The FBI has been running counterintelligence since World War I, when the federal government learned that spies from abroad had been operating in the United States for years. The counterintelligence division is meant to protect American secrets and foil foreign espionage attempts. Such cases are the most difficult of all FBI investigations, according to Frank Montoya Jr., the bureau’s former national counterintelligence executive, whose caseload included the probe into National Security Agency leaker Edward Snowden. “Law enforcement’s relatively black and white—bad guy commits a crime, you go and investigate the bad guy, you arrest him, you bring him to trial where he pleads, bad guy goes to prison,” Montoya says. But in counterintelligence cases, “other than a beginning, it’s often hard to define a middle and an end,” he says. “When it’s a foreign nation-state like Russia who is attempting to undermine our democracy, how do you really quantify that? How do you prove it?” Then throw politics into the mix, he adds, “and it just complicates things tenfold, twentyfold.”

“To my understanding, Comey has agents in at least five different field offices working this case,” Weiner tells Newsweek. “One office is looking specifically at cyber. Another office is looking specifically at money.” Other offices may be looking at U.S. citizens, and overseas intelligence agents will work with their foreign counterparts on leads from other countries, he says. Agencies such as the NSA and CIA will also likely be involved.

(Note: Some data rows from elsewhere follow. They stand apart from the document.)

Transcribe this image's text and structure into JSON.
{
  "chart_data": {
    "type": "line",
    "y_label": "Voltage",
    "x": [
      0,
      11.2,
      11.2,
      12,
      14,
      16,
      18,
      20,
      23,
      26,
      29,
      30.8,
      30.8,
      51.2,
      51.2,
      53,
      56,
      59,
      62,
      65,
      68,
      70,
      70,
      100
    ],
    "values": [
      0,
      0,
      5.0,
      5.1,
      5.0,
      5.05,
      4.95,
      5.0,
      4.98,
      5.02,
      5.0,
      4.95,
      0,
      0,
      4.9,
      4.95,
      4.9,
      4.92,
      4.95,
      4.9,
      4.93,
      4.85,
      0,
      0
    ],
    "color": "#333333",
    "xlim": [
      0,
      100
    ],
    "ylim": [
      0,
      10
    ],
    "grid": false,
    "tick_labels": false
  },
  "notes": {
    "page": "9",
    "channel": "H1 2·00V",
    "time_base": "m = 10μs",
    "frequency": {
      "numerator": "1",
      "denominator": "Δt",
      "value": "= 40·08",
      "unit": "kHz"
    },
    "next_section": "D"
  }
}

A dozen or so agents could be working the case full time, and they might bring on additional specialists in areas such as surveillance, computers, forensics and finance, according to Michael Steinbach, the FBI’s former executive assistant director for the national security branch, who oversaw the Russia investigation. Agents will probably analyze electronic surveillance, interviews from the field and materials previously collected, in order to develop leads, analysts say.Disclosing an ongoing counterintelligence investigation, as Comey did at a House Permanent Select Committee on Intelligence hearing on March 20, is unusual. “They’re secret for a reason,” Montoya says. “You’ve got to protect sources and methods.” But there can be advantages to going public, as doing so can draw people with knowledge out of the woodwork, according to Montoya.It can also send criminals deeper underground. “An intelligence investigation of the FBI succeeds because it hides in the shadows,” Steinbach says. He doesn’t blame Comey for going public, given the earlier media reports about the FBI’s then-unconfirmed investigation: “Because of the political situation and the public’s demand for some information, the risk of stating what was now obvious was not as important as the benefits of sharing that with the American public.”

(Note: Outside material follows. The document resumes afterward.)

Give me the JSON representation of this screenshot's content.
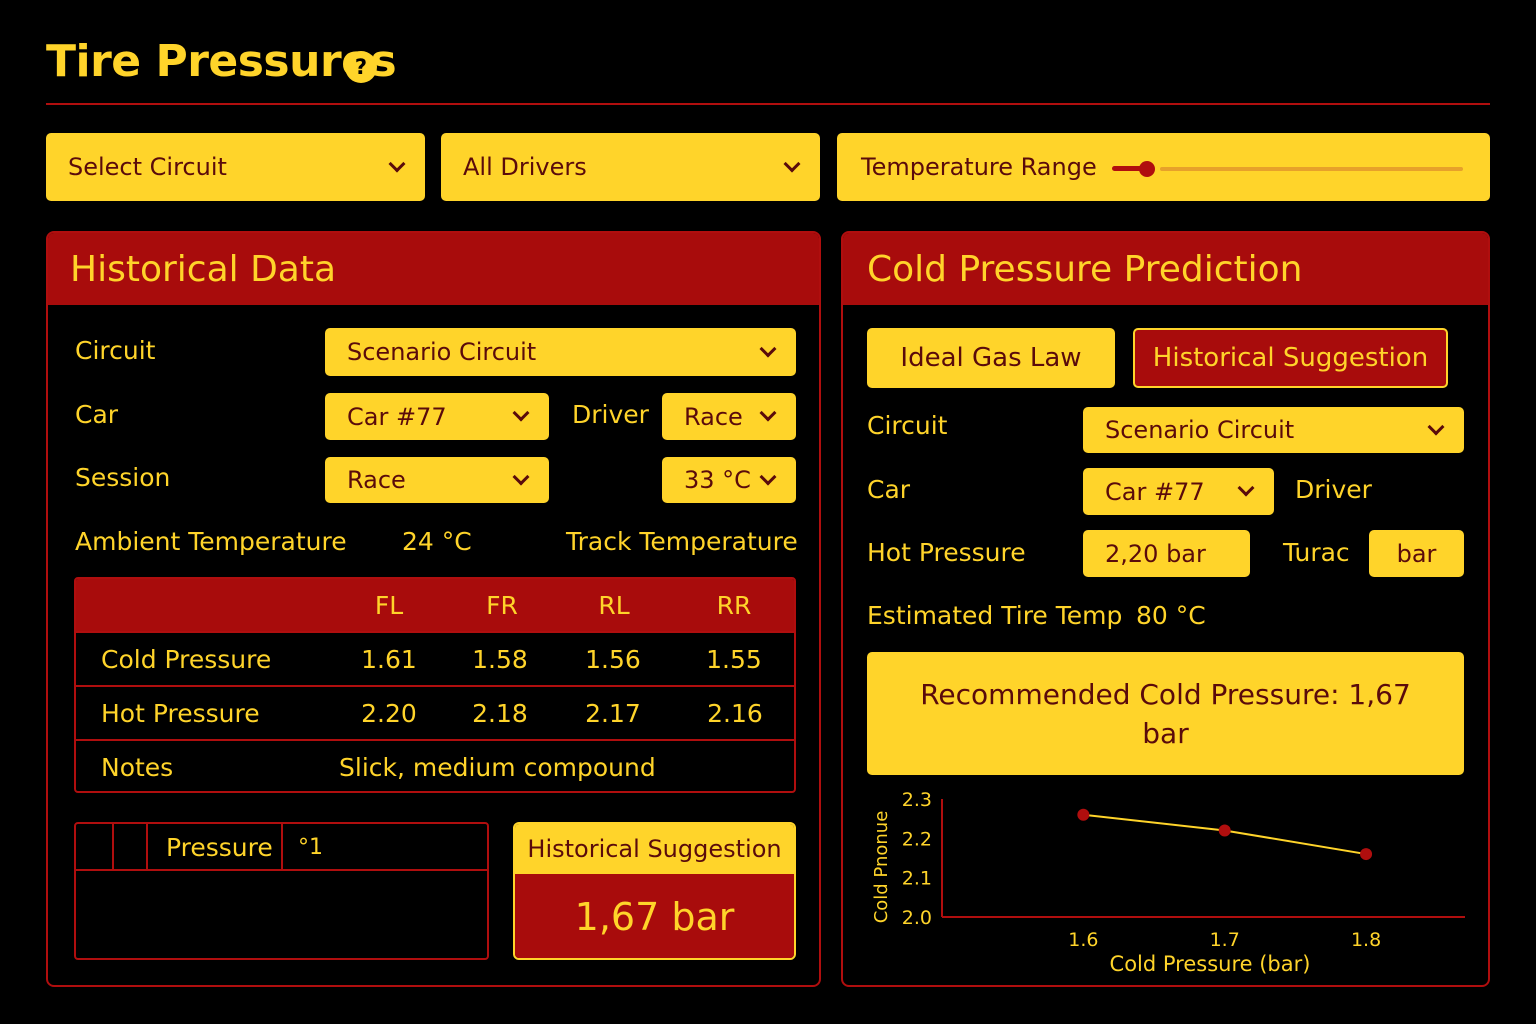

The investigation could take years, and the endgame is not always getting a criminal indictment. “The scope of this is so large,” Montoya says, “that it’s going to take a long time to not just cull through the data, but to put together the pieces of the investigation and then decide what could possibly go in a criminal direction and what could be just purely intelligence gathering.” Steinbach says, “You will try to collect as much as you can to know the totality of the threat.” Agents will ask questions such as, “Are there other actors in the United States? Who are they reporting to? What’s the flow of information? What type of information is involved?”

If the FBI decides to recommend criminal charges, it would bring the case to the U.S. attorney in the jurisdiction where the alleged criminal activities occurred. “If the crime took place in Trump Tower, then there’s the possibility it will be done in Southern District of New York,” says former FBI Special Agent Ali Soufan.

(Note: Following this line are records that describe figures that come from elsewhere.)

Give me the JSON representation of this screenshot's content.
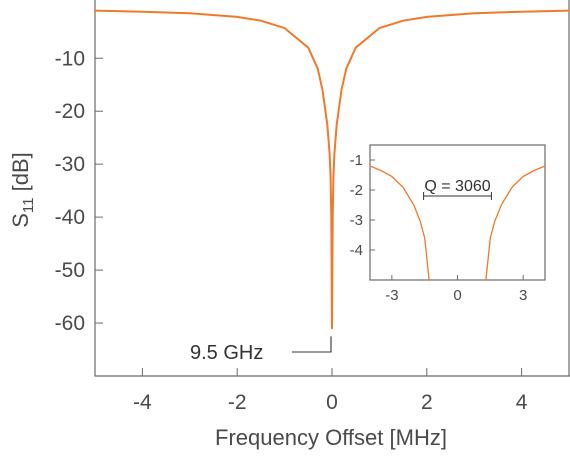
{
  "chart_data": [
    {
      "type": "line",
      "title": "",
      "xlabel": "Frequency Offset [MHz]",
      "ylabel_main": "S",
      "ylabel_sub": "11",
      "ylabel_unit": " [dB]",
      "xlim": [
        -5,
        5
      ],
      "ylim": [
        -70,
        1
      ],
      "xticks": [
        -4,
        -2,
        0,
        2,
        4
      ],
      "yticks": [
        -60,
        -50,
        -40,
        -30,
        -20,
        -10
      ],
      "color": "#f07a2a",
      "series": [
        {
          "x": [
            -5,
            -4,
            -3,
            -2,
            -1.5,
            -1,
            -0.5,
            -0.3,
            -0.2,
            -0.1,
            -0.05,
            -0.03,
            -0.015,
            0,
            0.015,
            0.03,
            0.05,
            0.1,
            0.2,
            0.3,
            0.5,
            1,
            1.5,
            2,
            3,
            4,
            5
          ],
          "y": [
            -1.0,
            -1.2,
            -1.5,
            -2.2,
            -2.9,
            -4.3,
            -8.0,
            -12.0,
            -16.0,
            -22.5,
            -28.0,
            -32.5,
            -40.0,
            -61.0,
            -40.0,
            -32.5,
            -28.0,
            -22.5,
            -16.0,
            -12.0,
            -8.0,
            -4.3,
            -2.9,
            -2.2,
            -1.5,
            -1.2,
            -1.0
          ]
        }
      ],
      "annotations": [
        {
          "text": "9.5 GHz",
          "x": 0,
          "y": -61
        }
      ]
    },
    {
      "type": "line",
      "title": "",
      "xlabel": "",
      "ylabel": "",
      "xlim": [
        -4,
        4
      ],
      "ylim": [
        -5,
        -0.5
      ],
      "xticks": [
        -3,
        0,
        3
      ],
      "yticks": [
        -1,
        -2,
        -3,
        -4
      ],
      "color": "#f07a2a",
      "series": [
        {
          "x": [
            -4,
            -3.5,
            -3,
            -2.5,
            -2,
            -1.7,
            -1.5,
            -1.4,
            -1.3,
            1.3,
            1.4,
            1.5,
            1.7,
            2,
            2.5,
            3,
            3.5,
            4
          ],
          "y": [
            -1.2,
            -1.35,
            -1.55,
            -1.9,
            -2.5,
            -3.05,
            -3.6,
            -4.3,
            -5.0,
            -5.0,
            -4.3,
            -3.6,
            -3.05,
            -2.5,
            -1.9,
            -1.55,
            -1.35,
            -1.2
          ]
        }
      ],
      "annotations": [
        {
          "text": "Q = 3060",
          "x1": -1.55,
          "x2": 1.55,
          "y": -2.2
        }
      ]
    }
  ]
}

Attorney General Jeff Sessions recused himself from any investigations related to Trump’s presidential campaign after reports surfaced that he met with Russia’s ambassador to the U.S. in 2016, so the deputy attorney general would call the shots. The current acting deputy attorney general is Dana Boente, who was confirmed under former President Barack Obama.“

Chess takes a long time. You don’t always get to check and checkmate, which in this case would be criminal indictments,” Weiner says. “You don’t always capture the king. Sometimes counterintelligence cases end in stalemate.”